Your goal is to find molecules where the categorical class has a significant effect on the concentration, after controlling for the covariate.
2. Model Selection:
- For each molecule, fit a linear regression model with the concentration as the response variable, and the categorical class and the continuous covariate as predictors.
- The formula for each model would be: Concentration ~ Class + Covariate.
3. Implementation in R:
- Ensure your data is in a suitable format, with molecules as columns and samples as rows, and include the class and covariate information:
# Example data format
data <- data.frame(
Class = factor(c('A', 'B', 'A', 'B')),
Covariate = c(23, 45, 21, 50),
Molecule1 = c(1.2, 3.4, 2.1, 4.3),
Molecule2 = c(2.2, 3.5, 1.9, 4.0)
# Add more molecules as needed
)
4. Running Multiple Models:
Loop through each molecule, fit the linear model, and store the results:
results <- list()
for (molecule in colnames(data)[-c(1, 2)]) { # Assuming first two columns are Class and Covariate
model <- lm(as.formula(paste(molecule, "~ Class + Covariate")), data = data)
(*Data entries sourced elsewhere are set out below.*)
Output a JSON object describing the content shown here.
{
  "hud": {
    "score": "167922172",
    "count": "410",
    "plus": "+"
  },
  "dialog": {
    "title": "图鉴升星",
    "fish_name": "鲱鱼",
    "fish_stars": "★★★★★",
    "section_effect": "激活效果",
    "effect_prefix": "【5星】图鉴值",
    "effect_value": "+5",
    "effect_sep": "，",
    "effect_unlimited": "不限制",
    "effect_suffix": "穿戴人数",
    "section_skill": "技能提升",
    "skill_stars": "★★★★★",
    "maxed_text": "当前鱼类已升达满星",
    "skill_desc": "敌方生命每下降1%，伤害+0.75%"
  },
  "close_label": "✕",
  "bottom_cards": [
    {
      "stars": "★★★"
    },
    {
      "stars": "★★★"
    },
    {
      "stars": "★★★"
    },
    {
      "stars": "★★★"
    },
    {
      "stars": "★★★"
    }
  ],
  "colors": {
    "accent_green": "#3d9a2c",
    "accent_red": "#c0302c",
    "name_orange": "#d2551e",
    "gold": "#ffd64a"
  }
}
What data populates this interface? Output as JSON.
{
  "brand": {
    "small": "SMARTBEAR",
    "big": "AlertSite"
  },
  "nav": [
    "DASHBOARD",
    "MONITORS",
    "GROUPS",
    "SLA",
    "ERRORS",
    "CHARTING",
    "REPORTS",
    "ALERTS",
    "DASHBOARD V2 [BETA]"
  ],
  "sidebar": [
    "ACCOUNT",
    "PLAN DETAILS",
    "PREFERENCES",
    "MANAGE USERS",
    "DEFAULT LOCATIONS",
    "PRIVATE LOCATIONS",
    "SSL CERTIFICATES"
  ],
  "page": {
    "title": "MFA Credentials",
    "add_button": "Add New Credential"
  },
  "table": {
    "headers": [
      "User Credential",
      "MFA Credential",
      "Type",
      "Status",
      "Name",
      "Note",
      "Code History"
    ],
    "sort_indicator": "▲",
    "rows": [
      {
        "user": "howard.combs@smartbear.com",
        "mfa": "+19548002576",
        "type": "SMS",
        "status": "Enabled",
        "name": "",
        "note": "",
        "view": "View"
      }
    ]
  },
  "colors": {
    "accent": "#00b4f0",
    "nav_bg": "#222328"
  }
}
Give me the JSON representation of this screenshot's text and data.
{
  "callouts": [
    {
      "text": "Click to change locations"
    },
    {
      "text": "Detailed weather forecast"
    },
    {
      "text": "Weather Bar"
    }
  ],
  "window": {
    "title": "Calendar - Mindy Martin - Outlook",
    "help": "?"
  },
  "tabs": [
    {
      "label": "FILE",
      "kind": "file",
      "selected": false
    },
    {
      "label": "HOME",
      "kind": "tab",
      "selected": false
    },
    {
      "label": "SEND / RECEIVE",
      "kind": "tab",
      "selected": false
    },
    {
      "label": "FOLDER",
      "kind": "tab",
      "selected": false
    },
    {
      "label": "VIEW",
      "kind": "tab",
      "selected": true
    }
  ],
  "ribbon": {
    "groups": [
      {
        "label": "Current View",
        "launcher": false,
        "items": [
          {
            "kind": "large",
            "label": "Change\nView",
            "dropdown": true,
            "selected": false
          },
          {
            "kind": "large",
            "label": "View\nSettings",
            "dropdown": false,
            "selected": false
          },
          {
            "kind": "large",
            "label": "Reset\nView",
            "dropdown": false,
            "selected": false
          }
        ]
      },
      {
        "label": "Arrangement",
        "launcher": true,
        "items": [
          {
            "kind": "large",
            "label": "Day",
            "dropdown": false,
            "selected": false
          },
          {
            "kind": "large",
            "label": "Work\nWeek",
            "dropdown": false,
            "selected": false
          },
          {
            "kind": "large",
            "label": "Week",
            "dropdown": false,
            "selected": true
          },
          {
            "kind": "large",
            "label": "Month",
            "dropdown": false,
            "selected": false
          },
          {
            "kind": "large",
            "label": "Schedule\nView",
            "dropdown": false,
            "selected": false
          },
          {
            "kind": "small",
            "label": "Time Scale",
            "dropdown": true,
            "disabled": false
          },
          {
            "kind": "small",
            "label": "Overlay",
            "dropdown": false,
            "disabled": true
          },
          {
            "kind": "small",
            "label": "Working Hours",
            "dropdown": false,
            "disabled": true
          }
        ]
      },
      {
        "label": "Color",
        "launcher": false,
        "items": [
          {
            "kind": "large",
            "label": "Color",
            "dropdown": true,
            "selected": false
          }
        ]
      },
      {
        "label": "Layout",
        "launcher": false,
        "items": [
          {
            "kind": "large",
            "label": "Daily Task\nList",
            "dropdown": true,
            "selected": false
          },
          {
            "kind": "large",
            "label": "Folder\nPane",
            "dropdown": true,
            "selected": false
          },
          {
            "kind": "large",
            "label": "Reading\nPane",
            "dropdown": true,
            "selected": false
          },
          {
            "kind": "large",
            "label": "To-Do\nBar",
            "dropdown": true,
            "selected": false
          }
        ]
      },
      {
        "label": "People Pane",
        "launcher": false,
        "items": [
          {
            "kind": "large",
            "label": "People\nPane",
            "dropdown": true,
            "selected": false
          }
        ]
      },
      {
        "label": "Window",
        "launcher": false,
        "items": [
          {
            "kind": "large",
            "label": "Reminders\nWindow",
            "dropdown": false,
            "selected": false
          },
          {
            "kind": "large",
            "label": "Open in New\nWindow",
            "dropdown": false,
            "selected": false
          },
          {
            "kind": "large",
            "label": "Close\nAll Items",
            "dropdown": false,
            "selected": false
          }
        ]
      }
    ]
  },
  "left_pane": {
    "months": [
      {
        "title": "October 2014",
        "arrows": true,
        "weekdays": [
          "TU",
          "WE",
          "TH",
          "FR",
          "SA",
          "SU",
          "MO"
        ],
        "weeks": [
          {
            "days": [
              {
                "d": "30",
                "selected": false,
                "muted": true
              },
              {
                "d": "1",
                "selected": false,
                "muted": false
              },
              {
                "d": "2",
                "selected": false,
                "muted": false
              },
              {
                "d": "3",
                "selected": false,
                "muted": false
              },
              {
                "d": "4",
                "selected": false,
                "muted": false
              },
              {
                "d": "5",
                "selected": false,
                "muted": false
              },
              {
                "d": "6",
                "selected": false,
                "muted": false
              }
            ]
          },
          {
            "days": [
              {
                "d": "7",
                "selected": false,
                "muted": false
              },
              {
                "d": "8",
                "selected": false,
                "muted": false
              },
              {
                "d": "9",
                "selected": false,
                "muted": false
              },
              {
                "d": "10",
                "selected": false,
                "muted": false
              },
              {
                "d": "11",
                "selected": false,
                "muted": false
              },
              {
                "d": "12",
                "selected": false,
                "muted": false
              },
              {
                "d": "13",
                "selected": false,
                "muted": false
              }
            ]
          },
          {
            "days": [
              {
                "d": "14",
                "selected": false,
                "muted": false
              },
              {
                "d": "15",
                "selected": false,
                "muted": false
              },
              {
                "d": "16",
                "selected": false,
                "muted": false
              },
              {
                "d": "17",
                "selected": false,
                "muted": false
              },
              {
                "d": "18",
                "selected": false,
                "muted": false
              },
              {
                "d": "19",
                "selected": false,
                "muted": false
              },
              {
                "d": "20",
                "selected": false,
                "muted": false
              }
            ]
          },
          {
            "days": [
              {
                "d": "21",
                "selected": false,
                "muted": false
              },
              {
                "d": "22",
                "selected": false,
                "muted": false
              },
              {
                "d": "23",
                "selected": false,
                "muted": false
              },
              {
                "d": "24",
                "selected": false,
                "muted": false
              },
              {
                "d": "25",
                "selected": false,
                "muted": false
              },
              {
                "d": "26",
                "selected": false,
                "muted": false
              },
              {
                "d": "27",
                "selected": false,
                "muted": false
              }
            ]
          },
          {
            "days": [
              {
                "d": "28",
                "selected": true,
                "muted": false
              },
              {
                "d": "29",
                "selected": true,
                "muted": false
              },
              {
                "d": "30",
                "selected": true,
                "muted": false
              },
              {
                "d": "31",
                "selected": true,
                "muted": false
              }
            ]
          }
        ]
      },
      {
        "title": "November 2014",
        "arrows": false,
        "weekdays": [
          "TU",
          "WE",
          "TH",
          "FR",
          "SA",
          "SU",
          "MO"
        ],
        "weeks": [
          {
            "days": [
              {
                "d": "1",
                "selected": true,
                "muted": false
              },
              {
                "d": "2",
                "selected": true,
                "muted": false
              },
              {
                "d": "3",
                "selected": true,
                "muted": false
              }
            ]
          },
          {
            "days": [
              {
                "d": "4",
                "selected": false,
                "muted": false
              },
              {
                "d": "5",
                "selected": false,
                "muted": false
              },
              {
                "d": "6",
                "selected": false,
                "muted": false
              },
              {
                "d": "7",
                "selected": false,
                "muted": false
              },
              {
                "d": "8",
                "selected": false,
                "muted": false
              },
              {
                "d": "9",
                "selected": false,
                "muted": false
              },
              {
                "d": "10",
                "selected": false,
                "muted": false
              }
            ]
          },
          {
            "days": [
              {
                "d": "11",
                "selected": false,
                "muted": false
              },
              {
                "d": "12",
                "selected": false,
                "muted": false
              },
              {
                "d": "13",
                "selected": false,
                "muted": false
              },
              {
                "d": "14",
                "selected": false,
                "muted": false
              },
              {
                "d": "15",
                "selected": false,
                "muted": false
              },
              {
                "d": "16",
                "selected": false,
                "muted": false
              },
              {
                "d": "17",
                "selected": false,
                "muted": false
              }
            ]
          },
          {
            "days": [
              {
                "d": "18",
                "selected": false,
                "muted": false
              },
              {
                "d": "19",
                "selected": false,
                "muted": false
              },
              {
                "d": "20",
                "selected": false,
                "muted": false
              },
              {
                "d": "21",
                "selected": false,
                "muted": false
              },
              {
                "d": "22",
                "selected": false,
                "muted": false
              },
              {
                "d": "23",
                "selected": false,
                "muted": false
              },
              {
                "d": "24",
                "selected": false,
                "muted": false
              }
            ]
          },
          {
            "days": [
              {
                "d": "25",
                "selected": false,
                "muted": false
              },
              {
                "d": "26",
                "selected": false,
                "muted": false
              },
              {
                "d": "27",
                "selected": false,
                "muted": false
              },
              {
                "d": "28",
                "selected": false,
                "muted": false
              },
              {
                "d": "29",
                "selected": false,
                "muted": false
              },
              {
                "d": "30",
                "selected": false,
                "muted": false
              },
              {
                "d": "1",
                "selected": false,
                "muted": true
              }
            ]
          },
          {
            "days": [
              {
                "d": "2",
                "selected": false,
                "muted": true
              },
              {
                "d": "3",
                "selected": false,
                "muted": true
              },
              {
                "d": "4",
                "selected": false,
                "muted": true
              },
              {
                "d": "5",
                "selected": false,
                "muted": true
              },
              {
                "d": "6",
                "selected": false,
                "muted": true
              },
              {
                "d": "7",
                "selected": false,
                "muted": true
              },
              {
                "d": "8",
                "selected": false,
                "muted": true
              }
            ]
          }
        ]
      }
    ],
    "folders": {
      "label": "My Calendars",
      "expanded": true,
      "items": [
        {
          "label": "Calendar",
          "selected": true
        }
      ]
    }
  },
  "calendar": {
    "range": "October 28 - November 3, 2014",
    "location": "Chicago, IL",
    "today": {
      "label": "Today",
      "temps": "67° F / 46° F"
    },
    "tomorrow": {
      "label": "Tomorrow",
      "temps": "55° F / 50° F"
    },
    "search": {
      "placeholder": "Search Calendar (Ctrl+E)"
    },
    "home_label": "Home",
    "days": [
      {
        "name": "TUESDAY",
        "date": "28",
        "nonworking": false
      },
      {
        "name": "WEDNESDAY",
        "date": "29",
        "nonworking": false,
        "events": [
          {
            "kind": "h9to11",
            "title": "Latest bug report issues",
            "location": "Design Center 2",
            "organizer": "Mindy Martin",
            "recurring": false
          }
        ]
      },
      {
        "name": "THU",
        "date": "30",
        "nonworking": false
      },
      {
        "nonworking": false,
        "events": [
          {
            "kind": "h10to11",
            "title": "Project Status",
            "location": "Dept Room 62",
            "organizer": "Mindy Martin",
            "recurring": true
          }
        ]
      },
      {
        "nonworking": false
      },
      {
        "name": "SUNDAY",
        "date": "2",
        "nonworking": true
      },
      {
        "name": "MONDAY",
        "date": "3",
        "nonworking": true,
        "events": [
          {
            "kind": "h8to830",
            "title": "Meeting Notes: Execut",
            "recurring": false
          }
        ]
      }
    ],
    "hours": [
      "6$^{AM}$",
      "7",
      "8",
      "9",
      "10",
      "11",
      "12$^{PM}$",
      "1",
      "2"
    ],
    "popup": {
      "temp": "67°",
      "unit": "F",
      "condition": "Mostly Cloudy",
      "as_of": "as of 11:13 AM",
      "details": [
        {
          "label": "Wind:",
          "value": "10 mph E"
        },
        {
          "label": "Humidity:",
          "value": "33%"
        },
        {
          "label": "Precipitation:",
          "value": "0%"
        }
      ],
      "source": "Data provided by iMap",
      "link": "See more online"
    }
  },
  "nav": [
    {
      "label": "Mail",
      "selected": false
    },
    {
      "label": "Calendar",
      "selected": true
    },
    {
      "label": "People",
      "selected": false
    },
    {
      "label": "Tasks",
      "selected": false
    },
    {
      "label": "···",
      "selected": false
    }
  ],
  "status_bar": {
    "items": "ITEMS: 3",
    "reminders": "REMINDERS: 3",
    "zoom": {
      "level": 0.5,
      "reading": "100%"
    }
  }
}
results[[molecule]] <- summary(model)$coefficients
}
5. Extract Significant Results:
- Extract the p-values for the Class variable from each model and adjust for multiple comparisons using a method like Bonferroni or Benjamini-Hochberg:
p_values <- sapply(results, function(x) x['ClassB', 'Pr(>|t|)']) # Adjust if Class has different levels
p_adjusted <- p.adjust(p_values, method = "BH") # Benjamini-Hochberg adjustment
significant_molecules <- names(p_adjusted)[p_adjusted < 0.05]
6. Model Diagnostics:
Check the diagnostic plots for each model to ensure the assumptions of linear regression are met (linearity, homoscedasticity, normality of residuals):
for (molecule in significant_molecules) {
model <- lm(as.formula(paste(molecule, "~ Class + Covariate")), data = data)
par(mfrow = c(2, 2)) # May need to save the plots to disk in some environments
plot(model)
}
In case the plots do not display in your environment, we can save them to disk instead:
# Directory to save plots
plot_dir <- "diagnostic_plots"
if (!dir.exists(plot_dir)) {
dir.create(plot_dir)
}
for (molecule in significant_molecules) {
model <- lm(as.formula(paste(molecule, "~ Class + Covariate")), data = data)
# Create a file name for the plot
plot_file <- file.path(plot_dir, paste0(molecule, "_diagnostic.png"))
# Open a png device
png(filename = plot_file)
# Plot diagnostics
par(mfrow = c(2, 2))
plot(model)
# Close the device
dev.off()
# Optionally print a message indicating the plot was saved
cat("Diagnostic plot saved for", molecule, "as", plot_file, "\n")
}
7. Validation and Model Quality:
- It is important to validate your models. Splitting your data into training and testing sets and evaluating the performance can help. For linear models, prediction accuracy can be assessed using metrics like R-squared, RMSE (Root Mean Square Error), etc.:
library(caret)
set.seed(15)
trainIndex <- createDataPartition(data$Class, p = .8, list = FALSE, times = 1)
dataTrain <- data[trainIndex,]
dataTest <- data[-trainIndex,]
# Train models on training set and evaluate on test set
for (molecule in significant_molecules) {
model <- lm(as.formula(paste(molecule, "~ Class + Covariate")), data = dataTrain)
predictions <- predict(model, newdata = dataTest)
actuals <- dataTest[[molecule]]
print(paste(molecule, "R-squared:", summary(lm(predictions ~ actuals))$r.squared))
}
Additional Considerations:
- Residual Analysis: Check the residuals for normality, homoscedasticity, and independence.
- Assumption Checks: Ensure all assumptions of linear regression are tested (eg, linearity, no multicollinearity).
Summary:
- Clarify Research Question: Identify significant molecules controlling for covariate.
- Model Selection: Use linear regression models for each molecule.
- Implementation in R: Structure data and fit models.
- Extract Significant Results: Adjust p-values and identify significant molecules.
- Diagnostics: Check diagnostic plots to ensure model assumptions are met.
- Validation: Split data, train, and test models to ensure robustness.
This approach helps to ensure that your findings are statistically valid and robust, accounting for multiple comparisons and ensuring model quality through diagnostic checks and validation.